Comme tous les Chlorocyphidae, Chlorocypha luminosa est spectaculaire et magnifique. Toute la famille est vraiment spéciale aux yeux des odonatologues par la petite taille de ses membres, les ailes aussi longues que l’abdomen, leurs couleurs vives et l’aspect singulier de leur clypeus.
Les anglo-saxons le nomment Orange Jewel (le Bijou orange) à la fois pour la coloration de son abdomen et de ses ailes ; il n’y a pas de risque de confusion des sujets matures avec un autre Chlorocypha, car parmi ces trente et une espèces endémiques d’Afrique tropicale, seule celle-ci présente des ailes ambrées.

Karsch, qui l’a capturé au Togo anglais dans une région qui est actuellement au Ghana, a mesuré son aile postérieure à 22 mm et son abdomen à 21 mm, soit une longueur totale d’à peine plus de 30 mm.

Nous l’avons rencontré trois ou quatre fois, toujours sur de petites rivières en forêt, parfois denses et assez sombres, posté dans la végétation rivulaire, mais au-dessus de l’eau.
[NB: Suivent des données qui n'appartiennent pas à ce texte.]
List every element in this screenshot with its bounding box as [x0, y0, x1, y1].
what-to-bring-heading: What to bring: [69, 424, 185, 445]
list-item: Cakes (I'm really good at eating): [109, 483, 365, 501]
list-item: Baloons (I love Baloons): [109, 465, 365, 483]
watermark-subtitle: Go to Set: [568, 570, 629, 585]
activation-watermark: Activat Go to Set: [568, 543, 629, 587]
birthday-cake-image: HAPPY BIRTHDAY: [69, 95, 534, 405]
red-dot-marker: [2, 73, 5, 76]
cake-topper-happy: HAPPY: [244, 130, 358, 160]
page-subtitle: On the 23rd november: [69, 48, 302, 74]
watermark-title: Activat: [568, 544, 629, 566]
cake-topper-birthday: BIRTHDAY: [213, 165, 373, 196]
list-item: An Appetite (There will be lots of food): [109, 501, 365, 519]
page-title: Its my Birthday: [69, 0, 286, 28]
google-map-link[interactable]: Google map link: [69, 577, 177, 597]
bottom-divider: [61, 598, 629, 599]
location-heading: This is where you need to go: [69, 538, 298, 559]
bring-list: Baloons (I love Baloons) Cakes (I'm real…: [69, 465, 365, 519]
Sa distribution est relativement limitée en Afrique de l’Ouest, de la Guinée, Sierra Leone et Libéria au Togo en passant par le Ghana et sans doute la Côte d’Ivoire (une seule donnée sur iNaturalist).
IUCN Red List.

Étymologie : Chlorocypha luminosa
Karsch l’a décrit dans le genre Libellago (genre qui est maintenant restreint à l’Asie). Fraser (1928) a créé le genre Chlorocypha pour l’Agrion dispar de Palisot de Beauvois (1805).
Chlorocypha, du grec chloro, pour jaune ou vert, et de cyphos qui signifie bossu, bosse, pour la couleur du curieux clypeus de l’espèce, certainement chez un sujet immature. Fraser écrit : « I have chosen the name Chlorocypha for this genus, based on the specific character mentioned by Palisot de Beauvois for the type species dispar : « le chaperon [Clypeus] est d’un jaune-verdâtre« . Il est pour moi certain que Palisot de Beauvois n’a jamais écrit ces mots dans sa description, ni Selys dans son Synopsis des Caloptérygines, ni dans sa Monographie des Caloptérygines. L’origine de la citation de Fraser reste pour moi un mystère.
Luminosa, du latin luminosus, signifiant lumineux, brillant ou rayonnant, certainement pour rappeler l’éclat de ses ailes et le contraste entre le noir et le jaune de son thorax et de son abdomen.
Fraser, 1928 – « A revision of the Fiers-winged Damselflies (Family Chlorocyphidae) of Africa ». Annals and Magazine of Natural History, Série 10, Vol. 2.
Karsch, 1893 – Die Insecten der Berglandschaft Adeli im Hinterlande von Togo (Westafrika) nach dem von den Herren Hauptmann Eugen Kling imd Dr. Richard Büttner, gesammelten Materiale bearbeitet von Dr. F. Karsch, mit einem Vorworte von Dr. Richard Büttner. I Abtheilung Apterygola, Odonata, Orthoptera saltatoria. Lepidoptera. Rhopalocera. Berliner Entomologische Zeitschrift, 38, 1-266. (Odonata: 17-48), p. 33.
Palisot de Beauvois, 1805 – Insectes recueillis en Afrique et en Amérique, dans les royaumes d’Oware et de Bénin, à Saint-Domingue et dans les États-Unis, pendant les années 1786-1797. Imprimerie de Fain et Compagnie, Paris. Livraison 2, p. 85, pl. VII.